The last thing I need right now is to be reminded that I am at that age when society seems to think the only thing I could possibly be interested in is the cost of the wood for my own coffin. Or unlocking the equity in my house (as if). Or buying life insurance.
Chirpy woman with sherbet voice: There is no medical, sir, just a few lifestyle questions. How old are you and have you ever smoked (always ending on a high note)?
Young and ridiculously healthy looking man: I’m 32 and I’ve never smoked (that self-satisfied high note again).
Cue smiles all around and cut to picture of beaming, non-whining child.
Exactly HOW is this relevant to me?
I suppose I should be grateful for the occasional sight of Eva Longoria spraying her non-grey hair to hide the non-grey. For an emergency selfie, as you do.

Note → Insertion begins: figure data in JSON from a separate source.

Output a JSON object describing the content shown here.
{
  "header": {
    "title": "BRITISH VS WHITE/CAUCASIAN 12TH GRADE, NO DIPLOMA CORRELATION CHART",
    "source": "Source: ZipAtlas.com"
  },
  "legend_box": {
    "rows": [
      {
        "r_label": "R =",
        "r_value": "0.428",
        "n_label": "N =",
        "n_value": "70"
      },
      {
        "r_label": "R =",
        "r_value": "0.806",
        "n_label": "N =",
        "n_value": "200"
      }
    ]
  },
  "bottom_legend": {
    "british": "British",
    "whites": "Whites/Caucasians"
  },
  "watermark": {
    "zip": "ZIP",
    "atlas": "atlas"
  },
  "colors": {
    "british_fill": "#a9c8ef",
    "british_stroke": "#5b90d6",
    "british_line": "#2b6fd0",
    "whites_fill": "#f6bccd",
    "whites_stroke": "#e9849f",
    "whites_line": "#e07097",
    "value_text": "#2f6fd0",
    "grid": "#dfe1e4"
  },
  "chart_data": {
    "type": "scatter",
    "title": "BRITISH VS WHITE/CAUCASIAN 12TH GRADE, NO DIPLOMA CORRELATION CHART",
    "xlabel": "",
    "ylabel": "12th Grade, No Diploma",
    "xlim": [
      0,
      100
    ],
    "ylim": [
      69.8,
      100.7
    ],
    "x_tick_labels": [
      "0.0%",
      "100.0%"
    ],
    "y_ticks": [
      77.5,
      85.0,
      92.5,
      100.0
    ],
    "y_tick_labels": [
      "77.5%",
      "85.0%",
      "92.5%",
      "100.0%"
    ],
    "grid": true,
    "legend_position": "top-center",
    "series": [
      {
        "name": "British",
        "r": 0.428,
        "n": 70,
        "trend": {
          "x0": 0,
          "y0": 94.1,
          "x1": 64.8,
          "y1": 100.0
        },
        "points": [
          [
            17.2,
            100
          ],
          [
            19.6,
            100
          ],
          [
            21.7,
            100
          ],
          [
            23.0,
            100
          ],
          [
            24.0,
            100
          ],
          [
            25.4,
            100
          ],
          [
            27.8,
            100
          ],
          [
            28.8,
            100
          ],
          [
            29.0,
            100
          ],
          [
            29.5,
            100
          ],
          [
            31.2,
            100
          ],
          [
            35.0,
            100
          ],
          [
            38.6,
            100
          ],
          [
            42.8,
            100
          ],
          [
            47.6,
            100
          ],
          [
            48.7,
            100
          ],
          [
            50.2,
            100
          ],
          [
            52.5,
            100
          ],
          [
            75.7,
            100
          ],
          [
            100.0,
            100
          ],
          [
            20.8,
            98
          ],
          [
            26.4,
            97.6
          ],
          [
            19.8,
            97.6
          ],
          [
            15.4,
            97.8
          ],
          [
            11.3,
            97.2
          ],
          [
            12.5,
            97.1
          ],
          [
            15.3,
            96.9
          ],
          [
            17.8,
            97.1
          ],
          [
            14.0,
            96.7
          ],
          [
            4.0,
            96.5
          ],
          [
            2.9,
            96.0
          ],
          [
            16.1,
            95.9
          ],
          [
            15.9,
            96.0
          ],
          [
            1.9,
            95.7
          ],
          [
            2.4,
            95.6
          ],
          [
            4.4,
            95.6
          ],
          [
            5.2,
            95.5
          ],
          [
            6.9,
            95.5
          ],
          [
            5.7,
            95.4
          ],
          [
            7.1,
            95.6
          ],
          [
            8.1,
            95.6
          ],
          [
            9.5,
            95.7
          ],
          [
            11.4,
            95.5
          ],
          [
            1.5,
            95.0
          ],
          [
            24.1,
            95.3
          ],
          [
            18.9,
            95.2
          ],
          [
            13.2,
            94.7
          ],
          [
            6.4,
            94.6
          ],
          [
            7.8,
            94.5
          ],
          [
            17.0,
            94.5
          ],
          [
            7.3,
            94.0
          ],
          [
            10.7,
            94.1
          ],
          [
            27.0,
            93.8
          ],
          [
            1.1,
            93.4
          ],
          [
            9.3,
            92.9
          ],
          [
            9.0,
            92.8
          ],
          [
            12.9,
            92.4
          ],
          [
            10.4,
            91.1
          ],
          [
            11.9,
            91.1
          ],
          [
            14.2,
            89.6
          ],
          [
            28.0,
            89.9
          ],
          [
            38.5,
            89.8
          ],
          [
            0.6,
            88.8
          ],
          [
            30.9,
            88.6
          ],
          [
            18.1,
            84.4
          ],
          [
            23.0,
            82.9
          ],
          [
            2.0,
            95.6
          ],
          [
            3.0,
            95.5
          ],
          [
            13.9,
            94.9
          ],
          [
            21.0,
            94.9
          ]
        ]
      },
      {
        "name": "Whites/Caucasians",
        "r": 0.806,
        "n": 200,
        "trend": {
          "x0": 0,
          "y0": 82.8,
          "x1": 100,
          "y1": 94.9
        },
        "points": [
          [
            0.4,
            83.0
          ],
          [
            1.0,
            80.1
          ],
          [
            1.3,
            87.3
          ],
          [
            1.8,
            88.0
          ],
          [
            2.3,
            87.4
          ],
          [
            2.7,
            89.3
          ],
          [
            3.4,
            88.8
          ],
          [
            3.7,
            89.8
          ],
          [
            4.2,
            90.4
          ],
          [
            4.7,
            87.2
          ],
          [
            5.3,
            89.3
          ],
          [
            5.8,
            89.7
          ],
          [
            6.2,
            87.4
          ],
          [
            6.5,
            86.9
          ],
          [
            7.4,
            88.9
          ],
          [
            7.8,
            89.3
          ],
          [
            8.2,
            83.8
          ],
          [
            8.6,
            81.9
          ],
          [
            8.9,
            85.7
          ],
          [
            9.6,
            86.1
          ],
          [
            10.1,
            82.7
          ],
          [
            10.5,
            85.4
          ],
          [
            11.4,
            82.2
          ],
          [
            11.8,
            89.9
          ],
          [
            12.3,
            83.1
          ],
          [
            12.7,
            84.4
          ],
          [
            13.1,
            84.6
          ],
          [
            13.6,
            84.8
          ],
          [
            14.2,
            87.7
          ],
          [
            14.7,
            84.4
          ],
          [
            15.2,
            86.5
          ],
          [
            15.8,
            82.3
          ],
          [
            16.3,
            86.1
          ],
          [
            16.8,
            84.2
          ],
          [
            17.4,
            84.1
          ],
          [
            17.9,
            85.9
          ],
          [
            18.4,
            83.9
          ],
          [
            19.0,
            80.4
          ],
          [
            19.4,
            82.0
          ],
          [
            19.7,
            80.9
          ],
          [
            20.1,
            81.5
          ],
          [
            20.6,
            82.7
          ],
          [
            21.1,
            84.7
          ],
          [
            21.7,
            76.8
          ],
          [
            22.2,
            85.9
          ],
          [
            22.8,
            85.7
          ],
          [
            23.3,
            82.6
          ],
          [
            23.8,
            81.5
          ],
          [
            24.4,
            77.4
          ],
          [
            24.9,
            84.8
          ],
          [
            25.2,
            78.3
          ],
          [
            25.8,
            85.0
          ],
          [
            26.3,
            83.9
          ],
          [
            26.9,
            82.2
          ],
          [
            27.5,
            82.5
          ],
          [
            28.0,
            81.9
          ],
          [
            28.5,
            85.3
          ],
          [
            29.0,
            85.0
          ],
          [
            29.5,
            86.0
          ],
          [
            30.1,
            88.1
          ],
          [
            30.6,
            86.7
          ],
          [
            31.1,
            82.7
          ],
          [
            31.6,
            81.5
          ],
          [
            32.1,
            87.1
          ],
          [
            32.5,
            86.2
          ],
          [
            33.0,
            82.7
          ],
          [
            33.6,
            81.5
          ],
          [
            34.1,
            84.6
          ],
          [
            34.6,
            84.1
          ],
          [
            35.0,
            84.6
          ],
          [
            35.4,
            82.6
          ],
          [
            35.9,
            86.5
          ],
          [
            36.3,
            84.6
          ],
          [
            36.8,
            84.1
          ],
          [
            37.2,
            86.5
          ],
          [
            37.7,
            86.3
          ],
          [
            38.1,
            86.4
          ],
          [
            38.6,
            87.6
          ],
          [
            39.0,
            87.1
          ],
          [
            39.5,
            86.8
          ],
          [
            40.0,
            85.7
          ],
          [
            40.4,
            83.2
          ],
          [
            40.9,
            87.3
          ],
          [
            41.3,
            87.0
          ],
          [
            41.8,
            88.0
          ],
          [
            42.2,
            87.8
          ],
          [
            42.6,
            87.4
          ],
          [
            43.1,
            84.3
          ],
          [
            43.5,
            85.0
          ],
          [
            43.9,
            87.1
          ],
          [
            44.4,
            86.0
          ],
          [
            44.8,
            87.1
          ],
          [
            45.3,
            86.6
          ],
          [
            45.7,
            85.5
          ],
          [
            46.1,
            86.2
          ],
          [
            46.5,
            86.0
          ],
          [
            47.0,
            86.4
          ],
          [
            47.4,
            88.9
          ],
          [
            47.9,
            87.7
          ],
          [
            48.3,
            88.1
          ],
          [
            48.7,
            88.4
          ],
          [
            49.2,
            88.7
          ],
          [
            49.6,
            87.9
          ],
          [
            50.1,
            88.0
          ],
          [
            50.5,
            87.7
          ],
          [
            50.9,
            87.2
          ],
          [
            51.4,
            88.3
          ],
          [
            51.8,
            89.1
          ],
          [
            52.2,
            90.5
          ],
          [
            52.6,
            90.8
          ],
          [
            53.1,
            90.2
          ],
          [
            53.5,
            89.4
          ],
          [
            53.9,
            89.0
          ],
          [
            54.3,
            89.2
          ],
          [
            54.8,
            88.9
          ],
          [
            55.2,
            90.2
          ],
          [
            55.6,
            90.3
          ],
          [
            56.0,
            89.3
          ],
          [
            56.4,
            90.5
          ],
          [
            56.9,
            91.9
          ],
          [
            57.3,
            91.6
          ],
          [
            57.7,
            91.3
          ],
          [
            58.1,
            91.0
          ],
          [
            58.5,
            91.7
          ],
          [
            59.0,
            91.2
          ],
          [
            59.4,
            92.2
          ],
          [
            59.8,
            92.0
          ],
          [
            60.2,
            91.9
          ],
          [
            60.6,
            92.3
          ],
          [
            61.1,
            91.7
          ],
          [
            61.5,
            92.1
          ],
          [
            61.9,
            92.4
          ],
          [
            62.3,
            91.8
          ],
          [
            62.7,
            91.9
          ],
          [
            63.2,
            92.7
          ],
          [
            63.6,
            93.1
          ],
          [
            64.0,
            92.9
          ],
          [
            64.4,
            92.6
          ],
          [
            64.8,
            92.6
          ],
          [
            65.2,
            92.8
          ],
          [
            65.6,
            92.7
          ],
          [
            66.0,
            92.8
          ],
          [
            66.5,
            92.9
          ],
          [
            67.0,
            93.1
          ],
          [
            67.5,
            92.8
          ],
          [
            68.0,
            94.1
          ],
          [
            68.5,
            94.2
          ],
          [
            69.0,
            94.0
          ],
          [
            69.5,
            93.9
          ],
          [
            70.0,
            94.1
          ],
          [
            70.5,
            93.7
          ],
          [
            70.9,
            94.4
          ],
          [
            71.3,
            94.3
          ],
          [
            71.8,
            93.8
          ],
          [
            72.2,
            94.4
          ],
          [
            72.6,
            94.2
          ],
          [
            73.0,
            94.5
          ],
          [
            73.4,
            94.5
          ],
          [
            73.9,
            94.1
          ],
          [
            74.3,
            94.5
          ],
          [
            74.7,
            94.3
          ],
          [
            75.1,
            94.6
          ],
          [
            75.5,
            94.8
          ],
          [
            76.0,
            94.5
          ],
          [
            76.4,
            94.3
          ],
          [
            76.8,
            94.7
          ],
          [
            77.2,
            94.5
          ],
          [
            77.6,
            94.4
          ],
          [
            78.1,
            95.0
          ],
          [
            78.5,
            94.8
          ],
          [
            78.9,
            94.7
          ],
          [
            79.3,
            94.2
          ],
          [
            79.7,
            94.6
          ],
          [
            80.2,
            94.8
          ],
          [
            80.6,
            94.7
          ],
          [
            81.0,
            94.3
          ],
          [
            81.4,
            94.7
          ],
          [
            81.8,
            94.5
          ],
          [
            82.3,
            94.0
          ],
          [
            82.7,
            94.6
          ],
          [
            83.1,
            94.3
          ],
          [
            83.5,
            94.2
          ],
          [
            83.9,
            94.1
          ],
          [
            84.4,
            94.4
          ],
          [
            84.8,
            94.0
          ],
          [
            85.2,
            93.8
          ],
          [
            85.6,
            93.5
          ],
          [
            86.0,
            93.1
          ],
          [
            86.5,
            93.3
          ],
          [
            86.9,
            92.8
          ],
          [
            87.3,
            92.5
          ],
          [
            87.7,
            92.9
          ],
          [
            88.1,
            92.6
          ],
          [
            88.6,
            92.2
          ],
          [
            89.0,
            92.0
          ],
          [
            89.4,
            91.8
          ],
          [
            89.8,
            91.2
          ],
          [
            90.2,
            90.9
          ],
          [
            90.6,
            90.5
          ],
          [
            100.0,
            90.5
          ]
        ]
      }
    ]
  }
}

I have a suggestion for the Don Drapers behind this daytime mental torture. Ditch the dour, death-is-coming ads and fill our screens with foam parties, raves, orgies, and lots and lots of ads for vertigo-inducing high-heeled boots that we do not need but might just buy to help relieve the boredom of cleaning the bathroom again (I did it last week! Where has this dirt come from?). I want to see my people wigging out, I want to see middle-aged (yes, I know I’m being kind to myself here but hey, 40 is the new …. something) ladies glugging cheap wine in deck chairs and forgetting to pick up the kids from school. I want to see grey-haired ladies shaving their heads, putting on electric pink wigs and THEN picking up the kids from school. A little imagination, people.
I’m not going to buy a coffin. I might buy a pink wig, though. If it was really pink. And came with a complimentary bottle of wine.